Im Woolrec-Prozess haben am Mittwoch Staatsanwaltschaft und Verteidiger ihre Plädoyers gehalten. Das Spektrum der Forderungen reichte von hohen fünfstelligen Summen bis zu...
GIESSEN/BRAUNFELS-TIEFENBACH. Von hohen fünfstelligen Geldstrafen bis zu Freisprüchen für die Angeklagten Edwin F. und Stefan G. reicht das Spektrum, welches die zwei Staatsanwälte und drei Verteidiger mit ihren Plädoyers aufgemacht haben. Sieben Jahre nach der Schließung der Faserfirma Woolrec und 21 Monate nach Prozessbeginn fand am Mittwoch der vorletzte Verhandlungstag am Landgericht Gießen statt. Am 24. Oktober spricht die 7. Große Strafkammer unter Vorsitz von Richter Heiko Söhnel die Urteile.
Unzählige Zeugenvernehmungen, Aktensichtungen, ein Sachverständigengutachten und eine Filmvorführung liegen seit dem Auftakt Ende Januar 2018 hinter den Prozessbeteiligten. Danach besteht für die Staatsanwälte Fabian Hohl und Matthias Rauch kein Zweifel daran, dass sich Ex-Woolrec-Geschaftsführer Edwin F. des vorsätzlichen unerlaubten Umgangs mit Abfällen in 56 Fällen schuldig gemacht hat. Die Ankläger forderten, ihn dafür zu einer Gesamtgeldstrafe von 600 Tagessätzen à 35 Euro (21 000 Euro) zu verurteilen. Für Stefan G., der als externer Gutachter für das Qualitätsmanagement bei Woolrec verantwortlich war, forderten sie wegen Beihilfe in ebenfalls 56 Fällen 390 Tagessätze à 150 Euro (58 500 Euro). Das Strafmaß hätte bei fünf Jahren Freiheitsstrafe geendet.
Noch vor dem Plädoyer der Ankläger gab Stefan G. eine Erklärung ab. Darin schob er die Verantwortung maßgeblich dem RP Gießen zu. Technisch sei er nie dazu in der Lage gewesen, die einzelnen Inhaltsstoffe wie Ton oder Melasse im Fasergemisch Woolit mengenmäßig zu bestimmen, so wie im Produktanerkennungsbescheid von 2003 verlangt. Darauf habe er die Aufsichtsbehörde mehrfach hingewiesen, so Stefan G..

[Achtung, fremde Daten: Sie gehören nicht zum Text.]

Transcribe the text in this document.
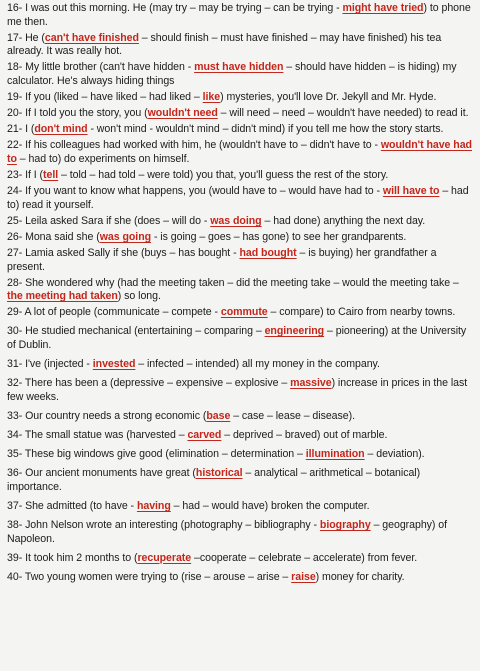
16- I was out this morning. He (may try – may be trying – can be trying - might have tried) to phone me then.
17- He (can't have finished – should finish – must have finished – may have finished) his tea already. It was really hot.
18- My little brother (can't have hidden - must have hidden – should have hidden – is hiding) my calculator. He's always hiding things
19- If you (liked – have liked – had liked – like) mysteries, you'll love Dr. Jekyll and Mr. Hyde.
20- If I told you the story, you (wouldn't need – will need – need – wouldn't have needed) to read it.
21- I (don't mind - won't mind - wouldn't mind – didn't mind) if you tell me how the story starts.
22- If his colleagues had worked with him, he (wouldn't have to – didn't have to - wouldn't have had to – had to) do experiments on himself.
23- If I (tell – told – had told – were told) you that, you'll guess the rest of the story.
24- If you want to know what happens, you (would have to – would have had to - will have to – had to) read it yourself.
25- Leila asked Sara if she (does – will do - was doing – had done) anything the next day.
26- Mona said she (was going - is going – goes – has gone) to see her grandparents.
27- Lamia asked Sally if she (buys – has bought - had bought – is buying) her grandfather a present.
28- She wondered why (had the meeting taken – did the meeting take – would the meeting take – the meeting had taken) so long.
29- A lot of people (communicate – compete - commute – compare) to Cairo from nearby towns.
30- He studied mechanical (entertaining – comparing – engineering – pioneering) at the University of Dublin.
31- I've (injected - invested – infected – intended) all my money in the company.
32- There has been a (depressive – expensive – explosive – massive) increase in prices in the last few weeks.
33- Our country needs a strong economic (base – case – lease – disease).
34- The small statue was (harvested – carved – deprived – braved) out of marble.
35- These big windows give good (elimination – determination – illumination – deviation).
36- Our ancient monuments have great (historical – analytical – arithmetical – botanical) importance.
37- She admitted (to have - having – had – would have) broken the computer.
38- John Nelson wrote an interesting (photography – bibliography - biography – geography) of Napoleon.
39- It took him 2 months to (recuperate –cooperate – celebrate – accelerate) from fever.
40- Two young women were trying to (rise – arouse – arise – raise) money for charity.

Behörde soll Satz in Berichten eingefordert haben
Eine zunächst angedachte Verbesserung der Analyse sei durch das RP nicht weiter verfolgt worden. Stattdessen sei er von Behördenmitarbeitern aufgefordert worden, seine monatlichen Qualitätsberichte jeweils um den Satz "Rezeptur wurde eingehalten" zu ergänzen. Obwohl bekannt gewesen sei, dass er allein die Faserfreisetzung und den Wassergehalt überprüft habe, so Stefan G.: "Das mengenmäßige Verhältnis hat keine Rolle mehr gespielt." Auf dem Vorwurf, Woolrec sei heimlich von der vorgeschriebenen Rezeptur abgewichen und Stefan G. habe dies durch seine Gutachten gedeckt, fußt das Verfahren.
Staatsanwalt Fabian Hohl blieb unbeeindruckt. Er sieht alle Anklagepunkte als weitgehend bestätigt an. "Je kleiner, desto gefährlicher", gelte für künstliche Mineralfasern, erklärte Hohl. Besonders ältere Dämmstoffe, hergestellt vor 1996, wie sie in Woolit verarbeitet wurden, könnten krebserregend sein.

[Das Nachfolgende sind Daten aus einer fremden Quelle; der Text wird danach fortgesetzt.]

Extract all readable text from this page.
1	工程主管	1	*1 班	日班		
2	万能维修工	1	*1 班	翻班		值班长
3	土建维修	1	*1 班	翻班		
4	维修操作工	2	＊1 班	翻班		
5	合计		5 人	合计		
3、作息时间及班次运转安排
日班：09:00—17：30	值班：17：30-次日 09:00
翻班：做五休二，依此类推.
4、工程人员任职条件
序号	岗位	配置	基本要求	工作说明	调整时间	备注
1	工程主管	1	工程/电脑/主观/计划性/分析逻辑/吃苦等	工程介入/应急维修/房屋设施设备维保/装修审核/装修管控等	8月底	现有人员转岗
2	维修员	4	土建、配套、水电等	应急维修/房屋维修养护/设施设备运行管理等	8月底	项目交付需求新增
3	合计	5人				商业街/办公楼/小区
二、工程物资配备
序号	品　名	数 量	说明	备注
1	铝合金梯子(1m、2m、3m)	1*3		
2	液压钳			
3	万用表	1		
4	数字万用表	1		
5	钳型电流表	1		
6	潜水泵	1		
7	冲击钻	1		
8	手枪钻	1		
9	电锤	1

Um das Gemisch aus Fasern, Ton, Melasse und später zunehmend Wasser, aber auch Emaille- und Glasabfällen sowie Filterstäuben für die Ziegelindustrie "schmackhaft" zu machen, habe der damalige Firmenchef die Produktzulassung beim RP Gießen beantragt. Den Produktanerkennungsbescheid gab es 2003. Ein zweiter Bescheid folgte 2006, als die Woolit-Form verändert wurde: Statt gepresst wurde das Gemisch in matschiger Form ausgeliefert. Zur Herstellung hätten keinerlei Standards existiert, so der Staatsanwalt. Der Tonanteil habe nicht einmal die Hälfte der vorgeschriebenen Mindestmenge erreicht.

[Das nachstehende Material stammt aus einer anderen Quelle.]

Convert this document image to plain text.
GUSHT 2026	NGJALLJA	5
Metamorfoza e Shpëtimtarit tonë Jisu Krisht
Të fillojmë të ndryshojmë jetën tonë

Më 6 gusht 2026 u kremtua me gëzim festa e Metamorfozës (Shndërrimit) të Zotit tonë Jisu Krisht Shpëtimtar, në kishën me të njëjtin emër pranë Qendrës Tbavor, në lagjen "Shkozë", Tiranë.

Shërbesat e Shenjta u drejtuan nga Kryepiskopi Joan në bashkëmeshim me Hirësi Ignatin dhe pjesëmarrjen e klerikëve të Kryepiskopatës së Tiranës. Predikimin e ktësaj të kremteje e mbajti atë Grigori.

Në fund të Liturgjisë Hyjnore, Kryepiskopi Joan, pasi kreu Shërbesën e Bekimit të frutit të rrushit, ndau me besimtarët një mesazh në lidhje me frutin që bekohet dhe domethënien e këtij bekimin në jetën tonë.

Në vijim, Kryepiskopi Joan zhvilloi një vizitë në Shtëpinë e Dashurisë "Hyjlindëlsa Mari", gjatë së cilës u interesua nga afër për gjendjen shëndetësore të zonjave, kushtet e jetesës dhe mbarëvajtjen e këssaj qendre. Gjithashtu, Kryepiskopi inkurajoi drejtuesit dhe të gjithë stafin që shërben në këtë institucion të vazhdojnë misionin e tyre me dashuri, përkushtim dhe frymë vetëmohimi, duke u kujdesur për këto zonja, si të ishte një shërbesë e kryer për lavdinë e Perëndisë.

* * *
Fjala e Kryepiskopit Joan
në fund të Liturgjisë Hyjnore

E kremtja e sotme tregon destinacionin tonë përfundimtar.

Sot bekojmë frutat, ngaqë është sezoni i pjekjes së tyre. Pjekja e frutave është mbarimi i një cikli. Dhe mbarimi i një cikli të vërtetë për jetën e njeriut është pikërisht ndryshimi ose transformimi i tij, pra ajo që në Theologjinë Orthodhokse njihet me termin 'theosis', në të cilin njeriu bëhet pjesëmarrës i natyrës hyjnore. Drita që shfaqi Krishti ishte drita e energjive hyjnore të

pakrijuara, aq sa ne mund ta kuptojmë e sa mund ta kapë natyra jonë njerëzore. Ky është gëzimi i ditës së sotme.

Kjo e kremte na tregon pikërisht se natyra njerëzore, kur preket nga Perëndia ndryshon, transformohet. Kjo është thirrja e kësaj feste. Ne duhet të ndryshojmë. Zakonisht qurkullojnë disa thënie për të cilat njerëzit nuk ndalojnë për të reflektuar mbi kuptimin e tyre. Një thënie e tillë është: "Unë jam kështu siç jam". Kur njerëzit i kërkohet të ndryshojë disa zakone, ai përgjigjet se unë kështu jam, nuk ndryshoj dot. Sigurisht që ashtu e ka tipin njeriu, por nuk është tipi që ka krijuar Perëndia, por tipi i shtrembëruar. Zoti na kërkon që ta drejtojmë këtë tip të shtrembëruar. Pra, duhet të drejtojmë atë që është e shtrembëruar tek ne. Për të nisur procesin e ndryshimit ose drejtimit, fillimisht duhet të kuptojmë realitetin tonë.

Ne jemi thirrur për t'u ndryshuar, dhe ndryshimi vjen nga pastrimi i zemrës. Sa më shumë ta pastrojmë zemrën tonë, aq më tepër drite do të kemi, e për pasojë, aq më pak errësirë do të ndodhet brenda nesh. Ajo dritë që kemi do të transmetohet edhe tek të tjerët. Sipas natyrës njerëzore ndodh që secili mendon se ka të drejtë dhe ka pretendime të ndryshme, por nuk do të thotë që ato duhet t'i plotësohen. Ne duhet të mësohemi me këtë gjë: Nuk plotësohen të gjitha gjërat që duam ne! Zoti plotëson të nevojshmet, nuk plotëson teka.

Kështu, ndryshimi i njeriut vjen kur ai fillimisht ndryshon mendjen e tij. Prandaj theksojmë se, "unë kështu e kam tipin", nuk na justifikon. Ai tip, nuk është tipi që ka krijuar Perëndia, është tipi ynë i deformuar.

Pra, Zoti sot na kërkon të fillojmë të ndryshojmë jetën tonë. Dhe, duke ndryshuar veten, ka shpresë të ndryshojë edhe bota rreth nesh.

Anders als angegeben, hätten die abnehmenden Ziegeleien nichts für Woolit bezahlt. Der verlangte positive Marktwert sei von Beginn an fingiert gewesen, erklärte Hohl. Haupteinnahmequelle für Woolrec sei die Abfallannahme gewesen. Der Gutachter habe - anders als behördlich gefordert - allein die Faserfreisetzung untersucht. Hohl: "Alles andere war erfunden und manipuliert." Dazu seien auch Grenzwerte bei der Faserfreisetzung um ein Zigfaches überschritten worden.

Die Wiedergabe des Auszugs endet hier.